It’s not really that outlandish of a question when you think about the characteristics of these three critters. The ostrich, not a gregarious creature by nature, walks along picking at insects, vegetation, pretty much whatever it can find. When challenged, it typically runs the other way, unless you back it in a corner and then it comes out fighting. The worker bee, named appropriately because its only purpose in life is to keep the queen happy and healthy while producing the mechanisms that feed the colony, is a mindless little thing, working day in and day out, doing the same thing, whether it’s right or wrong. She gets riled when you disturb her work habits and is even known to attack without provocation. And the beaver, a pretty unassuming animal, toils away whether supervised or left to his own devices. A great problem solver, the beaver is always adapting when his work is altered by man or another animal, building a bigger and better dam each time. His work ethic is so good that it often takes dynamite to stop him.

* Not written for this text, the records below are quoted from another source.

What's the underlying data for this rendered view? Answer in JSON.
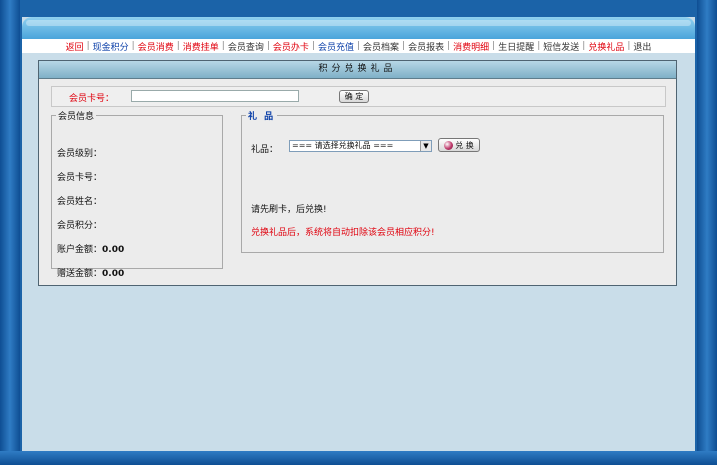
{
  "nav": {
    "items": [
      {
        "label": "返回",
        "color": "red"
      },
      {
        "label": "现金积分",
        "color": "blue"
      },
      {
        "label": "会员消费",
        "color": "red"
      },
      {
        "label": "消费挂单",
        "color": "red"
      },
      {
        "label": "会员查询",
        "color": "gray"
      },
      {
        "label": "会员办卡",
        "color": "red"
      },
      {
        "label": "会员充值",
        "color": "blue"
      },
      {
        "label": "会员档案",
        "color": "gray"
      },
      {
        "label": "会员报表",
        "color": "gray"
      },
      {
        "label": "消费明细",
        "color": "red"
      },
      {
        "label": "生日提醒",
        "color": "gray"
      },
      {
        "label": "短信发送",
        "color": "gray"
      },
      {
        "label": "兑换礼品",
        "color": "red"
      },
      {
        "label": "退出",
        "color": "gray"
      }
    ],
    "separator": "|"
  },
  "panel": {
    "title": "积分兑换礼品"
  },
  "card": {
    "label": "会员卡号：",
    "value": "",
    "confirm_label": "确 定"
  },
  "member": {
    "legend": "会员信息",
    "level_label": "会员级别：",
    "card_label": "会员卡号：",
    "name_label": "会员姓名：",
    "points_label": "会员积分：",
    "balance_label": "账户金额：",
    "balance_value": "0.00",
    "gift_amount_label": "赠送金额：",
    "gift_amount_value": "0.00"
  },
  "gift": {
    "legend": "礼 品",
    "label": "礼品：",
    "select_value": "=== 请选择兑换礼品 ===",
    "exchange_label": "兑 换",
    "hint1": "请先刷卡，后兑换!",
    "hint2": "兑换礼品后，系统将自动扣除该会员相应积分!"
  },
  "colors": {
    "red": "#e0000d",
    "blue": "#0b3fa8",
    "frame": "#1b63a8",
    "content_bg": "#c9dde9"
  }
}
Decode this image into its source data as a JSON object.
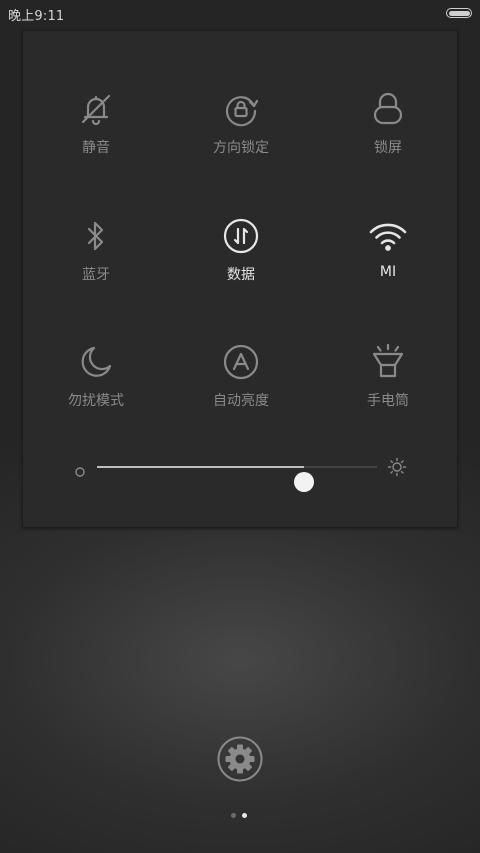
{
  "status_bar": {
    "time": "晚上9:11",
    "battery_icon": "battery-full-icon"
  },
  "quick_settings": {
    "tiles": [
      {
        "label": "静音",
        "icon": "bell-off-icon",
        "active": false
      },
      {
        "label": "方向锁定",
        "icon": "rotation-lock-icon",
        "active": false
      },
      {
        "label": "锁屏",
        "icon": "lock-icon",
        "active": false
      },
      {
        "label": "蓝牙",
        "icon": "bluetooth-icon",
        "active": false
      },
      {
        "label": "数据",
        "icon": "mobile-data-icon",
        "active": true
      },
      {
        "label": "MI",
        "icon": "wifi-icon",
        "active": true
      },
      {
        "label": "勿扰模式",
        "icon": "moon-icon",
        "active": false
      },
      {
        "label": "自动亮度",
        "icon": "auto-brightness-icon",
        "active": false
      },
      {
        "label": "手电筒",
        "icon": "flashlight-icon",
        "active": false
      }
    ],
    "brightness": {
      "level": 0.74,
      "low_icon": "brightness-low-icon",
      "high_icon": "brightness-high-icon"
    }
  },
  "settings_icon": "gear-icon",
  "pager": {
    "count": 2,
    "current": 2
  },
  "colors": {
    "inactive": "#8a8a8a",
    "active": "#e6e6e6",
    "panel": "#2a2a2a"
  }
}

So, which one are you? An ostrich, a worker bee or a beaver? I dare say that we all want to be likened to the beaver for his tenacity, skill and prowess. But when it comes to program improvement, I’d say most of us are more like the worker bee. We definitely don’t shy away from work or run when the going gets tough, but we do not like to have our weaknesses pointed out or shared with others.
If we decide to use the National Quality Program Standards as a program improvement tool, that’s exactly what we’ll have to do. We’ll have to point out our weaknesses and share them with others. Now, the ostrich will run away from this, hissing at those who suggest it be done and will attack anyone who dares to question his expertise as an educator. The worker bee will simply keep plugging away, just like every other day, hoping to make everyone happy rather than questioning her own abilities. On the other hand, the beaver will recuperate from the initial sting of identifying their weaknesses by working to solve the problems.
This month’s Making a Difference articles focus on implementing the National Quality Program Standards as an improvement tool for the overall program. You’ll read firsthand accounts of teachers who attended the pilot program in July describing how they are implementing changes to build a bigger and better agricultural education program. They even discuss how the standards will help them achieve better home/work life balance.
So, as you consider working through the NQPS improvement tool, my question for the profession this month is, “Are you an ostrich, a worker bee, or a beaver?”